Which is more likely, to throw at least 1 six with 6 dice, or at least 2 sixes with 12 dice, or at least 3 sixes with 18 dice?
Try it out and see what happens.
For the first one it is: \[ \binom{6}{1}\left(\frac{1}{6}\right)^1\left(\frac{5}{6}\right)^5 \]The second one is: \[ \binom{6}{2}\left(\frac{1}{6}\right)^2\left(\frac{5}{6}\right)^{10} \]The third one is: \[ \binom{6}{3}\left(\frac{1}{6}\right)^3\left(\frac{5}{6}\right)^{16} \]

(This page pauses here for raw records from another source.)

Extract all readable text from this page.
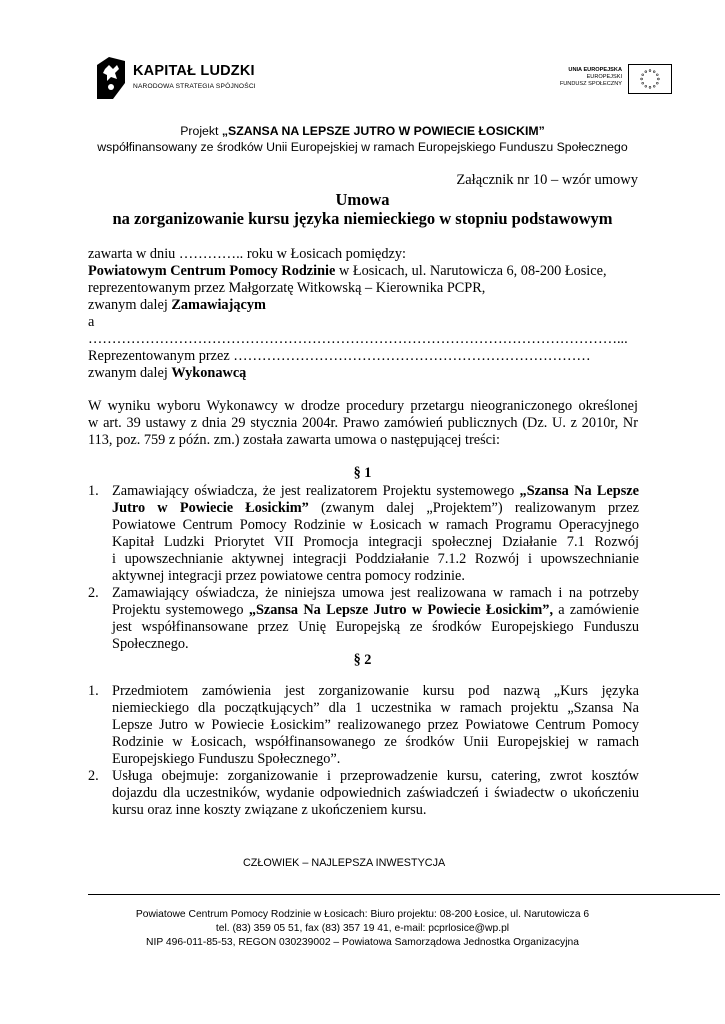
KAPITAŁ LUDZKI
NARODOWA STRATEGIA SPÓJNOŚCI
UNIA EUROPEJSKA
EUROPEJSKI
FUNDUSZ SPOŁECZNY
Projekt „SZANSA NA LEPSZE JUTRO W POWIECIE ŁOSICKIM”
współfinansowany ze środków Unii Europejskiej w ramach Europejskiego Funduszu Społecznego
Załącznik nr 10 – wzór umowy
Umowa
na zorganizowanie kursu języka niemieckiego w stopniu podstawowym
zawarta w dniu ………….. roku w Łosicach pomiędzy:
Powiatowym Centrum Pomocy Rodzinie w Łosicach, ul. Narutowicza 6, 08-200 Łosice,
reprezentowanym przez Małgorzatę Witkowską – Kierownika PCPR,
zwanym dalej Zamawiającym
a
…………………………………………………………………………………………………...
Reprezentowanym przez …………………………………………………………………
zwanym dalej Wykonawcą
W wyniku wyboru Wykonawcy w drodze procedury przetargu nieograniczonego określonej
w art. 39 ustawy z dnia 29 stycznia 2004r. Prawo zamówień publicznych (Dz. U. z 2010r, Nr
113, poz. 759 z późn. zm.) została zawarta umowa o następującej treści:
§ 1
1. Zamawiający oświadcza, że jest realizatorem Projektu systemowego „Szansa Na Lepsze
Jutro w Powiecie Łosickim” (zwanym dalej „Projektem”) realizowanym przez
Powiatowe Centrum Pomocy Rodzinie w Łosicach w ramach Programu Operacyjnego
Kapitał Ludzki Priorytet VII Promocja integracji społecznej Działanie 7.1 Rozwój
i upowszechnianie aktywnej integracji Poddziałanie 7.1.2 Rozwój i upowszechnianie
aktywnej integracji przez powiatowe centra pomocy rodzinie.
2. Zamawiający oświadcza, że niniejsza umowa jest realizowana w ramach i na potrzeby
Projektu systemowego „Szansa Na Lepsze Jutro w Powiecie Łosickim”, a zamówienie
jest współfinansowane przez Unię Europejską ze środków Europejskiego Funduszu
Społecznego.
§ 2
1. Przedmiotem zamówienia jest zorganizowanie kursu pod nazwą „Kurs języka
niemieckiego dla początkujących” dla 1 uczestnika w ramach projektu „Szansa Na
Lepsze Jutro w Powiecie Łosickim” realizowanego przez Powiatowe Centrum Pomocy
Rodzinie w Łosicach, współfinansowanego ze środków Unii Europejskiej w ramach
Europejskiego Funduszu Społecznego”.
2. Usługa obejmuje: zorganizowanie i przeprowadzenie kursu, catering, zwrot kosztów
dojazdu dla uczestników, wydanie odpowiednich zaświadczeń i świadectw o ukończeniu
kursu oraz inne koszty związane z ukończeniem kursu.
CZŁOWIEK – NAJLEPSZA INWESTYCJA
Powiatowe Centrum Pomocy Rodzinie w Łosicach: Biuro projektu: 08-200 Łosice, ul. Narutowicza 6
tel. (83) 359 05 51, fax (83) 357 19 41, e-mail: pcprlosice@wp.pl
NIP 496-011-85-53, REGON 030239002 – Powiatowa Samorządowa Jednostka Organizacyjna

I don't get it. How did you get this?
And I think you are wrong, first one equals about .4, second one equals about .067, last one equals about .006 . this is what I got on calculator. It doesn't make sense.
Oooh wait
Should be \[ \binom{12}{2} \]for the second and \[ \binom{18}{3} \]for the third...
Basically, the fraction parts are finding out the probability that the 6's come up consecutively at the start and then the rest are not 6's.
Then the binomials count how many ways you could shuffle the 6's around, so you account for every sequence they could appear in.
Hmmm, it's looking a lot like the binomial distribution but...
But it seems like it actually is the binomial distribution.